The regulatory mechanisms of myosin phosphatase (MP), the domain structure of the large subunit of MP (MYPT1) and human isoform of MYPT1 have been investigated.1.The activity of myosin phosphatase is inhibited by the phosphorylation of the large regulatory subunit (MYPT1). The kinases involved are the endogenous kinase and Pho-kinase. Introduciton of Rho-kinase into the permeabilized smooth muscle provoked a contraction. These results suggest that Rho-Kinase modulates smooth muscle contraction through the regulation of MP.2.MYPT1 binds to PP1c and also to myosin and thereby effects an activation of phosphatase activity. To investigate the sequence involved in these interaction various mutants of MYPT1 were expressed and assayd. Two regions of MYPT1 are important for binding of PP1c, i.e.the ankyrin repeats and the N-terminal sequence 1 to 38. The C-terminal ankyrin repeats appear dominant in binding to PP1c but there is an interaction that N-terminal repeats may also be involved. The N-terminal peptide has two apparent functions ; the binding to PP1c via the consensus binding sequence and activation of PP1c by the sequence to 16.3.Two cDNA clones encoding the human large subunit of myosin phosphatase were isolated and termed MYPT1 and MYPT2. Sequence analysis revealed that MYPT1 and MYPT2 contained 1030 and 982 amino acids, respectively. The amino acid sequence of MYPT1 was more than 89% identical to that of the rat MYPT1, and MYPT2 contained 61% identity with human MYPT1. Conserved sequences for the two isoforms were in the ankyrin repeats, the leucine zipper motif, and the central 50 residues containing the putative regulatory phosphorylation site. MYPT1 was present mainly in smooth muscle, while MYPT2 is dominant in heart. FISH analysis placed human MYPT1 and MYPT2 genes over chromosome 12q5-21.2 and 1q32-1, respectively.
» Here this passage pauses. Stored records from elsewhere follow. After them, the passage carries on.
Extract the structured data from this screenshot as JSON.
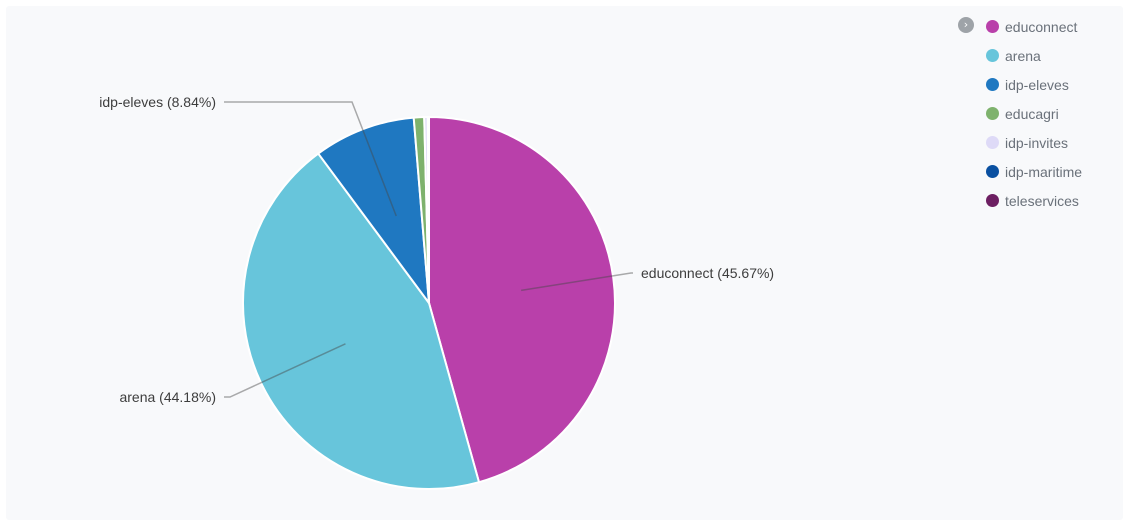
{
  "chart_data": {
    "type": "pie",
    "title": "",
    "slices": [
      {
        "name": "educonnect",
        "value": 45.67,
        "color": "#b940aa",
        "label": "educonnect (45.67%)"
      },
      {
        "name": "arena",
        "value": 44.18,
        "color": "#67c5db",
        "label": "arena (44.18%)"
      },
      {
        "name": "idp-eleves",
        "value": 8.84,
        "color": "#1f78c1",
        "label": "idp-eleves (8.84%)"
      },
      {
        "name": "educagri",
        "value": 0.9,
        "color": "#7eb26d",
        "label": ""
      },
      {
        "name": "idp-invites",
        "value": 0.3,
        "color": "#dedaf7",
        "label": ""
      },
      {
        "name": "idp-maritime",
        "value": 0.08,
        "color": "#0a50a1",
        "label": ""
      },
      {
        "name": "teleservices",
        "value": 0.03,
        "color": "#6d1f62",
        "label": ""
      }
    ],
    "legend_position": "top-right"
  },
  "legend": {
    "toggle_glyph": "›",
    "items": [
      {
        "label": "educonnect",
        "color": "#b940aa"
      },
      {
        "label": "arena",
        "color": "#67c5db"
      },
      {
        "label": "idp-eleves",
        "color": "#1f78c1"
      },
      {
        "label": "educagri",
        "color": "#7eb26d"
      },
      {
        "label": "idp-invites",
        "color": "#dedaf7"
      },
      {
        "label": "idp-maritime",
        "color": "#0a50a1"
      },
      {
        "label": "teleservices",
        "color": "#6d1f62"
      }
    ]
  }
}
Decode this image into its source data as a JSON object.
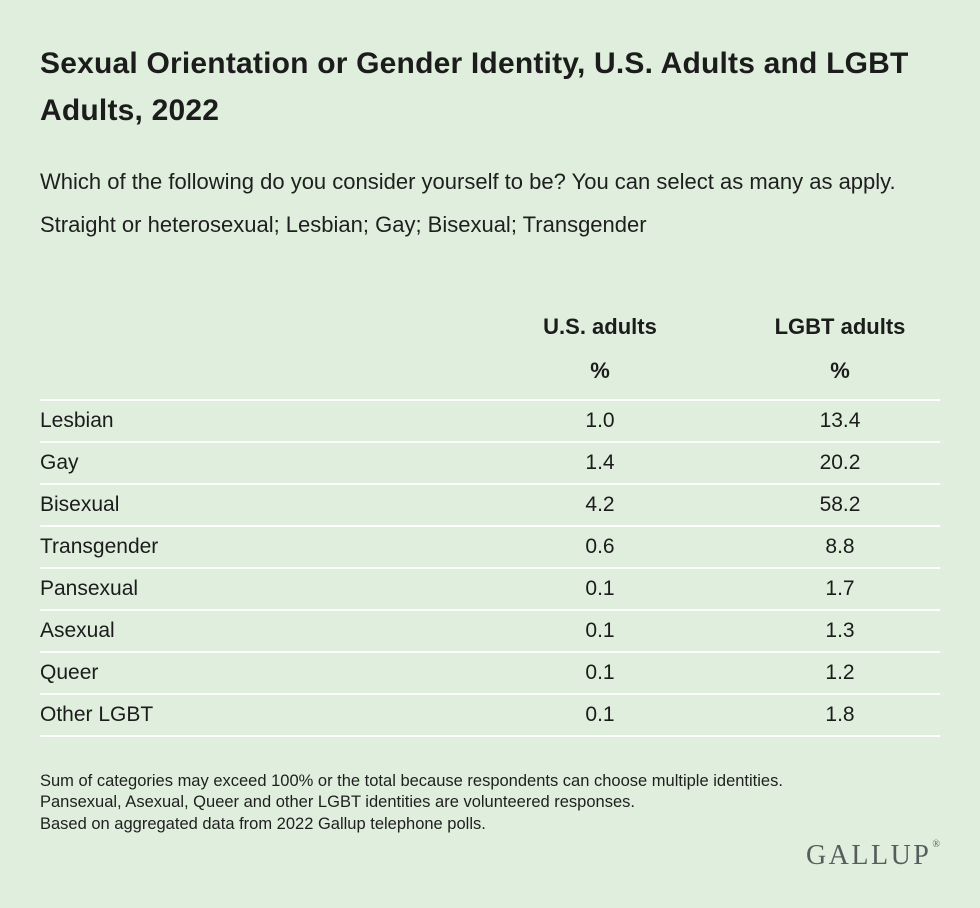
{
  "page": {
    "title": "Sexual Orientation or Gender Identity, U.S. Adults and LGBT Adults, 2022",
    "subtitle": "Which of the following do you consider yourself to be? You can select as many as apply. Straight or heterosexual; Lesbian; Gay; Bisexual; Transgender",
    "footnotes": [
      "Sum of categories may exceed 100% or the total because respondents can choose multiple identities.",
      "Pansexual, Asexual, Queer and other LGBT identities are volunteered responses.",
      "Based on aggregated data from 2022 Gallup telephone polls."
    ],
    "brand": "GALLUP",
    "brand_mark": "®"
  },
  "table": {
    "col_headers": [
      "U.S. adults",
      "LGBT adults"
    ],
    "unit_row": [
      "%",
      "%"
    ],
    "rows": [
      {
        "label": "Lesbian",
        "us": "1.0",
        "lgbt": "13.4"
      },
      {
        "label": "Gay",
        "us": "1.4",
        "lgbt": "20.2"
      },
      {
        "label": "Bisexual",
        "us": "4.2",
        "lgbt": "58.2"
      },
      {
        "label": "Transgender",
        "us": "0.6",
        "lgbt": "8.8"
      },
      {
        "label": "Pansexual",
        "us": "0.1",
        "lgbt": "1.7"
      },
      {
        "label": "Asexual",
        "us": "0.1",
        "lgbt": "1.3"
      },
      {
        "label": "Queer",
        "us": "0.1",
        "lgbt": "1.2"
      },
      {
        "label": "Other LGBT",
        "us": "0.1",
        "lgbt": "1.8"
      }
    ]
  },
  "chart_data": {
    "type": "table",
    "title": "Sexual Orientation or Gender Identity, U.S. Adults and LGBT Adults, 2022",
    "subtitle": "Which of the following do you consider yourself to be? You can select as many as apply. Straight or heterosexual; Lesbian; Gay; Bisexual; Transgender",
    "categories": [
      "Lesbian",
      "Gay",
      "Bisexual",
      "Transgender",
      "Pansexual",
      "Asexual",
      "Queer",
      "Other LGBT"
    ],
    "series": [
      {
        "name": "U.S. adults",
        "unit": "%",
        "values": [
          1.0,
          1.4,
          4.2,
          0.6,
          0.1,
          0.1,
          0.1,
          0.1
        ]
      },
      {
        "name": "LGBT adults",
        "unit": "%",
        "values": [
          13.4,
          20.2,
          58.2,
          8.8,
          1.7,
          1.3,
          1.2,
          1.8
        ]
      }
    ],
    "footnotes": [
      "Sum of categories may exceed 100% or the total because respondents can choose multiple identities.",
      "Pansexual, Asexual, Queer and other LGBT identities are volunteered responses.",
      "Based on aggregated data from 2022 Gallup telephone polls."
    ],
    "source": "GALLUP"
  },
  "colors": {
    "background": "#dfeedd",
    "text": "#1c1c1c",
    "row_divider": "#ffffff",
    "brand": "#575c5d"
  }
}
本研究对肌球蛋白磷酸酶（myosin phosphatase，MP）、MP大亚基（myosin large subunit，MYPT 1）的结构域结构以及MYPT 1的人亚型的调控机制进行了探讨。所涉及的激酶是内源性激酶和Pho-激酶。将Rho激酶导入透化平滑肌引起收缩。这些结果表明Rho激酶通过调节MP.2调节平滑肌收缩。MYPT 1与PP 1c结合，也与肌球蛋白结合，从而影响磷酸酶活性的激活。为了研究参与这些相互作用的序列，表达并测定了MYPT 1的各种突变体。MYPT 1的两个区域对于PP 1c的结合是重要的，即锚蛋白重复序列和N-末端序列1至38。C-末端锚蛋白重复序列在与PP 1c的结合中占主导地位，但N-末端重复序列也可能参与相互作用。N-末端肽具有两种明显的功能：通过共有结合序列与PP 1c结合和通过序列16.3激活PP 1c。分离了两个编码人肌球蛋白磷酸酶大亚基的cDNA克隆，命名为MYPT 1和MYPT 2。序列分析表明，MYPT 1和MYPT 2分别含有1030和982个氨基酸。MYPT 1与大鼠MYPT 1的氨基酸序列同源性在89%以上，MYPT 2与人MYPT 1的氨基酸序列同源性为61%。两种亚型的保守序列位于锚蛋白重复序列、亮氨酸拉链基序和含有推定的调节磷酸化位点的中心50个残基中。MYPT 1主要存在于平滑肌中，而MYPT 2在心脏中占优势。FISH分析将人MYPT 1和MYPT 2基因分别定位于染色体12 q5 -21.2和1 q32 -1。